Indian government slashed corporate tax rates for domestic companies. This move was done to generate fresh investments and to promote the MAKE IN INDIA campaign. The second main intention was to encourage manufacturing and entrepreneurship.
Rate reduction for existing companies
According to the income tax act 1961 provision:
- All the existing domestic companies will now have to pay a total of 25.17% of corporate tax instead of 34.94%.
- However, this 25.17% inclusive of cess tax of 4% and a surcharge of 10%. The tax rate before this additional tax is 22%.
- Reduction can be only done if the company agrees to compute without claiming incentives, deductions, additional depreciation and exemption available under income tax act
Rate reduction for new companies
According to the income tax act 1961’s new provision:
- All the new domestic companies formed till or on 1st October will now have to pay a total of 17.16%.
- However, this 17.16% is again inclusive of cess tax of 4% and a surcharge of 10%. The tax rate before this additional tax is 15%.
- As mentioned above the reductions can be only possible if the company agrees to compute without claiming incentives, deductions, additional depreciation and exemption available under the income tax act.
- It is to be noted that the companies who will start manufacturing on or before 31st March 2023 are only eligible for this provision
- The reduction and tax rate was from 18 % to 15%.
How will this reduction act as a relief to the companies?
The total revenue spends on this relief is estimated to be ₹ 1.45 lacs crore on an annual basis. This move is estimated to be a boost to the manufacturing sectors to recover the economy from a GDP fall of 5%. This move increase investment in the manufacturing sector and will also help boost production in the country resulting to increase in sales and exports. This will act as an east to the entrepreneurs to set up and run there business in India.
What are the legal requirements?
It is important to obtain some legal registration to start using this provision to let us learn about the documents required to do the same:
I.GST registration: If a company’s annual turnover exceeds INR 40 lacs in normal states and 20 lacs in special States then the company has to mandatorily get GST Registration Online under GST to continue supplying goods and services interstate or through an E-Commerce platform.
II.NOC Certificate for pollution: As per the laws, every industrial unit has to obtain a No Objection Certificate (NOC) for pollution from the government before starting their production.
III.Import Export Code: Any business dealing with importing and exporting of goods and services require an import-export code before commencing the business
IV.Factory License: According to the factory act 1948 it is mandatory for the factories to register their promises with local authorities before actually manufacturing goods. The chief inspector of the labor commissioner organization will be issuing the factory license.
V.PF Registration: A Company with 20 or more employees have a PF registration. PF registration is basically an employee provident fund which the company should provide out of employee salary and wages.

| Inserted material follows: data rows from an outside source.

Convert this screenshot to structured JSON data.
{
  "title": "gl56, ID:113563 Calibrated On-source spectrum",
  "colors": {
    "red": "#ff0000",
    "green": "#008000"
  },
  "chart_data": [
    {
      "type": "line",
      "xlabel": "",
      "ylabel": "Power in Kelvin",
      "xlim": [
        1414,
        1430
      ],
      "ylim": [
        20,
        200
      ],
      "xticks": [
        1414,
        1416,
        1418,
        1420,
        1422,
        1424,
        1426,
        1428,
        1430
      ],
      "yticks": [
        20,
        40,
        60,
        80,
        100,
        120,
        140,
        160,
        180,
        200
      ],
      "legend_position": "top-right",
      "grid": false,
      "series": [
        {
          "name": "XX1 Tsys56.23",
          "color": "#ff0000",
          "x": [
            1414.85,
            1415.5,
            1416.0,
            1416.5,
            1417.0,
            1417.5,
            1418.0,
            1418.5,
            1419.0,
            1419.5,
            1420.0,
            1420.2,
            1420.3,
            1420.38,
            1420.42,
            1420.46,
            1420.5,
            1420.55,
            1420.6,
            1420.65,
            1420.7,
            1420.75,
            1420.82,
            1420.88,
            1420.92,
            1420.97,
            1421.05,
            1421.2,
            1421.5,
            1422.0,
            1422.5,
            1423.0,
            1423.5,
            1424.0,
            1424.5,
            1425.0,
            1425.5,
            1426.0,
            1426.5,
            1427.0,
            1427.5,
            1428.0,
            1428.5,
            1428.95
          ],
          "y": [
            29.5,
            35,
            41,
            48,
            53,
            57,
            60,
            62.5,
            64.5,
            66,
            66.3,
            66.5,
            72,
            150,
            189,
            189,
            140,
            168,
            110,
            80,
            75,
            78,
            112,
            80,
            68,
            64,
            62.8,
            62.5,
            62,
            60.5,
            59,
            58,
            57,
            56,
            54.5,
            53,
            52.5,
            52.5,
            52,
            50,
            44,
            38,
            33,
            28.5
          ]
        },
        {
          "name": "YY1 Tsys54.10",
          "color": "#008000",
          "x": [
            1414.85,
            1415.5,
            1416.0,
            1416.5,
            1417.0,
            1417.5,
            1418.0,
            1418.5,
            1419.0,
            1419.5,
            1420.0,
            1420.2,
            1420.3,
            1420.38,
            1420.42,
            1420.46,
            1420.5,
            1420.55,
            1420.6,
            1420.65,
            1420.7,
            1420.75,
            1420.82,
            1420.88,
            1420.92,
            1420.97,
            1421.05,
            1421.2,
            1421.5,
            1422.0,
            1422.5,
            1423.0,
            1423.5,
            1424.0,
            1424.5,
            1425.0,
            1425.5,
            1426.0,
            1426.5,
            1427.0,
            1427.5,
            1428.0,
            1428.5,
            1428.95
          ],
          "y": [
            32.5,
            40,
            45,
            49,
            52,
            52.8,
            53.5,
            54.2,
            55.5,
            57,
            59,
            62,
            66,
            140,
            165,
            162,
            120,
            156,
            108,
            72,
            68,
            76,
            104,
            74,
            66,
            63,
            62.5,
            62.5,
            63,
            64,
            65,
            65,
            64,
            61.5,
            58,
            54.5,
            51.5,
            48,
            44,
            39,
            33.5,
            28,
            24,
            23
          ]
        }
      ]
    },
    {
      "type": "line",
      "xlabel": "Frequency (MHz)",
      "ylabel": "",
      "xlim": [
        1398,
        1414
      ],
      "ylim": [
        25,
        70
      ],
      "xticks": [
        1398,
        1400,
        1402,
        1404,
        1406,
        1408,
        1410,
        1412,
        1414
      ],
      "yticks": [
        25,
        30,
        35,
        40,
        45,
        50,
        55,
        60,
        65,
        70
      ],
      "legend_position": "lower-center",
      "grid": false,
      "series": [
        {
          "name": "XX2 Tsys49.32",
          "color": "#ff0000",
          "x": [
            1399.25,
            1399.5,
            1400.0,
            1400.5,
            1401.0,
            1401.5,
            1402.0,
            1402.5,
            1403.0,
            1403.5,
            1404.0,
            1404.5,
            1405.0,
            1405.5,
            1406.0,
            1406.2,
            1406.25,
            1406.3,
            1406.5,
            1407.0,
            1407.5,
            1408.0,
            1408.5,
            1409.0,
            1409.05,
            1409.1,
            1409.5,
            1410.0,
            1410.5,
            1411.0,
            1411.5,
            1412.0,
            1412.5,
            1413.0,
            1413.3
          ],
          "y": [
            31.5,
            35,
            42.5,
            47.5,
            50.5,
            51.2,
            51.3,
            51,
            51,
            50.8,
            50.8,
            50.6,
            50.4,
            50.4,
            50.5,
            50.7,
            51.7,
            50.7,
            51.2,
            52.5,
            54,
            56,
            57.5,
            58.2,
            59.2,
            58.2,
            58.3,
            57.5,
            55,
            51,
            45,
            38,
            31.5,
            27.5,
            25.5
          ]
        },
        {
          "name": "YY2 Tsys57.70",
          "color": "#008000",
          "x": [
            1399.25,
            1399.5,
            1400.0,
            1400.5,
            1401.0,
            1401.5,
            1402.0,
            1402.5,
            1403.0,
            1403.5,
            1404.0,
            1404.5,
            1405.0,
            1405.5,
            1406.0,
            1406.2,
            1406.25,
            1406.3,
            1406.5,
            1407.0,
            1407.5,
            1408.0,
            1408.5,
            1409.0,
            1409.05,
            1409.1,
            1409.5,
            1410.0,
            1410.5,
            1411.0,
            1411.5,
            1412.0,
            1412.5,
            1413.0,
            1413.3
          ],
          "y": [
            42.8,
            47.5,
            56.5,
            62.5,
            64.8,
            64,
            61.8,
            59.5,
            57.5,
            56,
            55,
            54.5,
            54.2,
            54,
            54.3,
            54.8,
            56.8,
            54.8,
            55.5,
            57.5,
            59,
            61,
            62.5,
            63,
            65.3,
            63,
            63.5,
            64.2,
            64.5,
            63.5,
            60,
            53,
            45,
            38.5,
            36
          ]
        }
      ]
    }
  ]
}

VI.ESI Registration: Any factory having more than 10 permanent employees with wages less than Rs. 21000 per month is mandatory to be registered under ESI registration
VII. GeM Registration: GeM also known as government e-marketplace is a portal run by the government. This is a one-step portal which helps the user and provides the easy online document of goods and services needed by various kind of government organization, departments, and PSUs. With this kind of registration one can avail the following benefits offered by the government:
- E bidding
- Reverse e-auction
- Eligible for government tenders
VIII.NSIC registration: The Government of India set up a corporation for small and growing businesses named National Small Industries Corporation.
The following are few benefits of NSIC registration
- Tenders are provided free allotment
- EMD deposits are not required in government bids
- There is 20% of reserved quota for government purchases exclusively from MSEs.
This move of the government has given a signal to set up more manufacturing units in less price due to 10% of tax deduction.